BFC : Après avoir lancé un large débat sur l’harmonisation du droit européen des contrats, la Commission européenne a confié l’élaboration d’un projet de « cadre commun de référence » pour le droit des contrats à un vaste réseau d’experts européens Au sein du réseau qui rassemblait les universitaires, plusieurs groupes ont travaillé, avec des perspectives différentes. Le groupe dit « d’évaluation » composé de membres de l’Association Henri Capitant des Amis de la Culture Juridique Française et de la Société de législation comparée (AHC/SLC) avait pour mission de réfléchir aux fondements du droit des contrats (terminologie, principes fondateurs) et de proposer d’autres règles modèles que celles du Projet de cadre commun de référence (PCCR) élaboré par le groupe d’études sur le Code civil européen et le groupe Acquis communautaire, les deux principaux groupes du réseau, dirigés par deux professeurs allemands (C. von Bar et H. Schulte-Nolke).
Nos travaux, conformes à la mission définie par la Commission, comportent trois parties : la première est consacrée à la terminologie (analyse comparative des grands concepts en droit des contrats), la deuxième aux principes fondateurs et la troisième aux règles modèles. Ces dernières sont directement inspirées des Principes du droit européen du contrat, la codification doctrinale réputée de la Commission Lando. Elles présentent des différences nettes avec le Projet de Cadre Commun de Référence. Il est désormais essentiel que ces différences s’expriment dans le cadre du débat fondamental qui s’annonce à l’échelle européenne.
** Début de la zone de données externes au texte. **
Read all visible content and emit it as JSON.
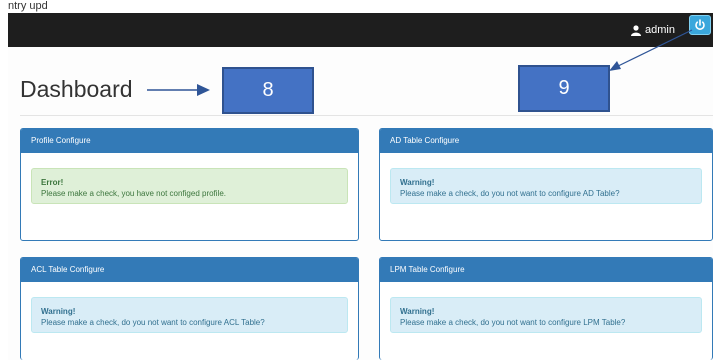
{
  "caption": "ntry upd",
  "header": {
    "username": "admin"
  },
  "page_title": "Dashboard",
  "annotations": {
    "label_8": "8",
    "label_9": "9"
  },
  "panels": [
    {
      "heading": "Profile Configure",
      "alert_type": "success",
      "alert_title": "Error!",
      "alert_message": "Please make a check, you have not configed profile."
    },
    {
      "heading": "AD Table Configure",
      "alert_type": "info",
      "alert_title": "Warning!",
      "alert_message": "Please make a check, do you not want to configure AD Table?"
    },
    {
      "heading": "ACL Table Configure",
      "alert_type": "info",
      "alert_title": "Warning!",
      "alert_message": "Please make a check, do you not want to configure ACL Table?"
    },
    {
      "heading": "LPM Table Configure",
      "alert_type": "info",
      "alert_title": "Warning!",
      "alert_message": "Please make a check, do you not want to configure LPM Table?"
    }
  ],
  "icons": {
    "user": "user-icon",
    "logout": "power-icon"
  },
  "colors": {
    "navbar": "#1e1e1e",
    "panel_primary": "#337ab7",
    "logout_button": "#3aa7dc",
    "annotation": "#4472c4",
    "alert_success_bg": "#dff0d8",
    "alert_info_bg": "#d9edf7"
  }
}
FDC : Quel a été le rôle de la Fondation pour le droit continental dans cette démarche ?
BFC : Grâce au soutien de la Fondation, les travaux du groupe AHC/SLC ont été publiés en français conjointement par l’Association Henri Capitant et la Société de législation comparée (Terminologie contractuelle commune et Principes contractuels communs). Ils ont aussi pu être publiés, en anglais, par l’éditeur allemand qui a édité de nombreux ouvrages sur le droit privé européen (sellier european law publishers).
FDC : Quelles sont les différences entre le « Projet de Cadre Commun de Référence » et les travaux de votre groupe ?
BFC : Alors que le Projet de Cadre Commun de Référence s’est presque exclusivement centré sur l’élaboration des règles modèles, nos travaux ont aussi porté sur l’analyse comparative des concepts. C’est l’objet de l’ouvrage intitulé Terminologie contractuelle commune, qui n’a d’équivalent nulle part ailleurs.
Nos travaux ont également porté sur l’étude comparative des grands principes fondateurs du droit des contrats.
S’agissant des règles modèles, ils se sont inspirés aussi bien du contenu que de la structure et de la terminologie des deux principaux modèles européens et internationaux : les Principes du droit européen du contrat, et les Principes d’UNIDROIT.
FDC : Quelles sont les perspectives à venir ?
BFC : Il appartiendra à la Commission d’adopter le futur cadre commun de référence et, au préalable, de se prononcer sur la nature et le contenu de cet instrument. Le Conseil et le Parlement ont déjà fixé certaines orientations. Dans une résolution de 2008, le Parlement européen rappelle que le projet de CCR est un « simple document universitaire et que le choix éventuel de telle ou telle partie de ce projet en vue de les intégrer dans le document de la Commission à venir constitue un exercice hautement politique ».
En janvier 2010, le nouveau commissaire européen à la justice, Madame Reding a annoncé que l’une de ses priorités serait de travailler à l’élaboration d’un droit européen des contrats cohérent et qu’elle allait pour cela mettre en place un groupe d’experts. Un choix s’imposera alors entre le modèle proposé par le Projet de cadre commun de référence et celui préconisé par le groupe AHC/SLC.